280'000 visitatori ipotizzati per l'anno 2025, solo per la valle di Blenio!!
Tutti a visitare la Greina (Zona Nucleo) del parco? Zona praticabile per un periodo massimo di 5 mesi all'anno?

Fanno .ca 1800 visitatori al giorno considerando 150 giorni di bel tempo....

Vorrei sentire Pro Natura a questo proposito....
fiordaliso
inserito il: 30.11.2013 17:42
Ecco il buon (ed equidistante) resoconto della serata di Mattia Cavaliere apparso su LaRegione Ticino.

Anche qui si menzionano i 280'000 visitatori, ma anche qui (come del resto durante la serata) nessuno a detto che saranno tutti in Greina, ... ma in Valle di Blenio. La Valle di Blenio è aperta tutto l'anno (per fortuna le rimane ancora una stagione turistica estiva e invernale).
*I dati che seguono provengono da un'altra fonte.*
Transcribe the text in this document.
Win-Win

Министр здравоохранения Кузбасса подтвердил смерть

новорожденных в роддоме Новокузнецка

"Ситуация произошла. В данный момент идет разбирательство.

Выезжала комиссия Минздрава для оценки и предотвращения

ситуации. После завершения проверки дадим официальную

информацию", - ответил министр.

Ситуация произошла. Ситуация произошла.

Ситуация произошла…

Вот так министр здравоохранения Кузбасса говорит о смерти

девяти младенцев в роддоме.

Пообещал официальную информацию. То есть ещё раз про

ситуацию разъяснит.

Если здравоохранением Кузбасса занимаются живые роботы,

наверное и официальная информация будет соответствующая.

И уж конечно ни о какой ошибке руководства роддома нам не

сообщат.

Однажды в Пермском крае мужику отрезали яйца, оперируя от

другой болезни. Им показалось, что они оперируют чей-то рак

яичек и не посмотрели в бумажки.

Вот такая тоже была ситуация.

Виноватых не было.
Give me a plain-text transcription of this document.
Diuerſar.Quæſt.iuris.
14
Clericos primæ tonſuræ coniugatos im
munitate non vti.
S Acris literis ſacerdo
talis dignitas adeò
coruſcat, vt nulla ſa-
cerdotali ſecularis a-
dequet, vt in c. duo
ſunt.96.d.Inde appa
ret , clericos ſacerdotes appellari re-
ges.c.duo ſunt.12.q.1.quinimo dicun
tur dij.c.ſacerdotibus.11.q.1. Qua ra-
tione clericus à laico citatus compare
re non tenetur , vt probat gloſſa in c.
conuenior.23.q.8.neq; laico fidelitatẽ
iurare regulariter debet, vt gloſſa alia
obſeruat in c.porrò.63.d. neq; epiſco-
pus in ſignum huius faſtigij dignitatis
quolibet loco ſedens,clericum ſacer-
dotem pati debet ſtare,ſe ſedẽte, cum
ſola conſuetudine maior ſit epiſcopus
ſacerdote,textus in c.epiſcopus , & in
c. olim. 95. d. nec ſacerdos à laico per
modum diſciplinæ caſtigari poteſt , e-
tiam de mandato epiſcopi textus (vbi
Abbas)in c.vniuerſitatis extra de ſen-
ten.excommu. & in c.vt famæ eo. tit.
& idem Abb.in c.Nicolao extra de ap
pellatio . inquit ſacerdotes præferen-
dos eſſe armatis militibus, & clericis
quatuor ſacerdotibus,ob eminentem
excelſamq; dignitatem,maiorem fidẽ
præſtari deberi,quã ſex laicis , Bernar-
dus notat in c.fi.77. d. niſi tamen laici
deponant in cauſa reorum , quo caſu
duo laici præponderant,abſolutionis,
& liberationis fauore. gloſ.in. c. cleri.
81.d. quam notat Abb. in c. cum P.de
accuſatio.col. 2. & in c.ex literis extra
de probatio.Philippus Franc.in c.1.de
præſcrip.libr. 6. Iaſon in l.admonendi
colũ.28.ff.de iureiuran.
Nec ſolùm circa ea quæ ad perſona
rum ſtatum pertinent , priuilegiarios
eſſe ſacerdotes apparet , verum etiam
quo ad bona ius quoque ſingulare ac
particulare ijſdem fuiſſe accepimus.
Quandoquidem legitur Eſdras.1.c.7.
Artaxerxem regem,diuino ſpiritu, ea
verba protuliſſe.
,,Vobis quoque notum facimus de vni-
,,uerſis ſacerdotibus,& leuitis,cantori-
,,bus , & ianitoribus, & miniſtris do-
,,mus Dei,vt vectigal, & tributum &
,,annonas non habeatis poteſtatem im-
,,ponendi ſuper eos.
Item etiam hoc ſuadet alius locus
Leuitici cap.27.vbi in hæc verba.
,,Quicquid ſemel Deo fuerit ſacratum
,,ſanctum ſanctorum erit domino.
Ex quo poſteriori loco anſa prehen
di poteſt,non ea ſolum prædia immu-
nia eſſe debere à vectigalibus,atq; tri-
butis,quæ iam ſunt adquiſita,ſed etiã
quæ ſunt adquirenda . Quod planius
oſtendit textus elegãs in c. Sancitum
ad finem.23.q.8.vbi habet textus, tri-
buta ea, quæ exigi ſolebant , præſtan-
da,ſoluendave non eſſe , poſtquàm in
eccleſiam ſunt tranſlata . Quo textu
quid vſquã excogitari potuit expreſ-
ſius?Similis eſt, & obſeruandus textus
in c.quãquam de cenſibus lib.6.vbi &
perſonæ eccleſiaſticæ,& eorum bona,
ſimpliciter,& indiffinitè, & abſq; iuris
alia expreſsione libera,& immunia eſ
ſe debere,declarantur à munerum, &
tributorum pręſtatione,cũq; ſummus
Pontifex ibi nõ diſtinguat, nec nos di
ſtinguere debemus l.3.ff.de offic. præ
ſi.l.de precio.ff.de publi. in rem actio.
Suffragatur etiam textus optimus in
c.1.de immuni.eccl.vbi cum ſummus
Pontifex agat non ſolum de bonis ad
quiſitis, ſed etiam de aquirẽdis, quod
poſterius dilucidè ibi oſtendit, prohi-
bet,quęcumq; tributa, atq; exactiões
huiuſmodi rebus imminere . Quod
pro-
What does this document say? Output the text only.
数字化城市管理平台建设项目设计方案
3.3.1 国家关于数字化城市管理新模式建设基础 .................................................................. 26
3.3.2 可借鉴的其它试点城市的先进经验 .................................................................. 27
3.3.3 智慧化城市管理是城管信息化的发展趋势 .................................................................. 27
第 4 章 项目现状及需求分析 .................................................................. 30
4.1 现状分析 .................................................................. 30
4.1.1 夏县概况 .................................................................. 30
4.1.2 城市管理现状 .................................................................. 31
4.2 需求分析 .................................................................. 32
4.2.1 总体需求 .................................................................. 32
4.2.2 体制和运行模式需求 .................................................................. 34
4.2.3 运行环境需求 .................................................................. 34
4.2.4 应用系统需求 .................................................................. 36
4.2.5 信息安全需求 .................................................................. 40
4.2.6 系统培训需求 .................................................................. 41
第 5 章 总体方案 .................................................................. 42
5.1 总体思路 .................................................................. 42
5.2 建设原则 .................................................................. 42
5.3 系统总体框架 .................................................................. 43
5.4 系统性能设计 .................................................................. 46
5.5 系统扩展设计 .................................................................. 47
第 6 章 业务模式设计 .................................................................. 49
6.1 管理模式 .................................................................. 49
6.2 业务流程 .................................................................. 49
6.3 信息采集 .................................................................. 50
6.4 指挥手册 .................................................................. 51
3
Quindi il calcolo può esser fatto come segue: si prendono i 280'000 visitatori, si dividono su 365 giorni all'anno, e si distribuiscono equamente sul territorio dei 3 comuni ... e ne risulta una media di 255 visitatori per comune al giorno.

Io credo che per un Comune di Blenio (che ha una grande superficie e offre ben più che solo la Greina [inclusa la buona proposta del Luzzone, Campra, Acquacalda, tutto il Lucomagno, etc] la possibilità di avere una media di 255 visitatori al giorno non è solo ampiamente sostenibile ma fortemente desiderabile.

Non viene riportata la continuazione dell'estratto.